Yellen: U.S. economy slowing, but recession not inevitable

U.S. Treasury Secretary Janet Yellen said on Sunday that U.S. economic growth is slowing and she acknowledged the risk of a recession, but she said a downturn was not inevitable.

Yellen, speaking on NBC's "Meet the Press," said strong hiring numbers and consumer spending showed the U.S. economy is not currently in recession. "This is not an economy that is in recession," said Yellen. "But we’re in a period of transition in which growth is slowing and that’s necessary and appropriate."

Yellen said inflation "is way too high" and recent Federal Reserve interest rates hikes were helping to bring soaring prices back in check.

In addition, the Biden administration is selling oil from the Strategic Petroleum Reserve, which Yellen said has already helped lower gas prices. "We've seen gas prices just in recent weeks come down by about 50 cents (a gallon) and there should be more in the pipeline," she said.

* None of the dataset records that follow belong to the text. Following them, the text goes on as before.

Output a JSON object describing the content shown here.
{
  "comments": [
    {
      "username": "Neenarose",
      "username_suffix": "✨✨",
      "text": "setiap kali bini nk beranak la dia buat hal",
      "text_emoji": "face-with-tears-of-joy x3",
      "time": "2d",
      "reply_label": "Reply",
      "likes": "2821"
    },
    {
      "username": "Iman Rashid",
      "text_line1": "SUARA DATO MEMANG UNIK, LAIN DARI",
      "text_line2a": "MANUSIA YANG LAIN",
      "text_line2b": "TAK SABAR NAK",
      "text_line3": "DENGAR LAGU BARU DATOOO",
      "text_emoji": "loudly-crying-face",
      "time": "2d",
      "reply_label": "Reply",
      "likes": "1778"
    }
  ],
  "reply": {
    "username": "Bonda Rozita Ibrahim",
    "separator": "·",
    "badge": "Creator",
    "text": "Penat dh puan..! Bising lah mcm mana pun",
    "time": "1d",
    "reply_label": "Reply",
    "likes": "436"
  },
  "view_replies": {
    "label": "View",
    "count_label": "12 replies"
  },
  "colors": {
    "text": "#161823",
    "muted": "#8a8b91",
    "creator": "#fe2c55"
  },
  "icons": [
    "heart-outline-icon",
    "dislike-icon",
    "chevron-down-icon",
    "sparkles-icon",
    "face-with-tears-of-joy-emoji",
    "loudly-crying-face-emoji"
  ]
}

"I'm not saying that we will definitely avoid a recession," Yellen said. "But I think there is a path that keeps the labor market strong and brings inflation down."

Yellen said that even if the second-quarter figure is negative, it would not signal that a recession has taken hold, given the strength in the job market and strong demand. "Recession is broad-based weakness in the economy. We're not seeing that now," she said.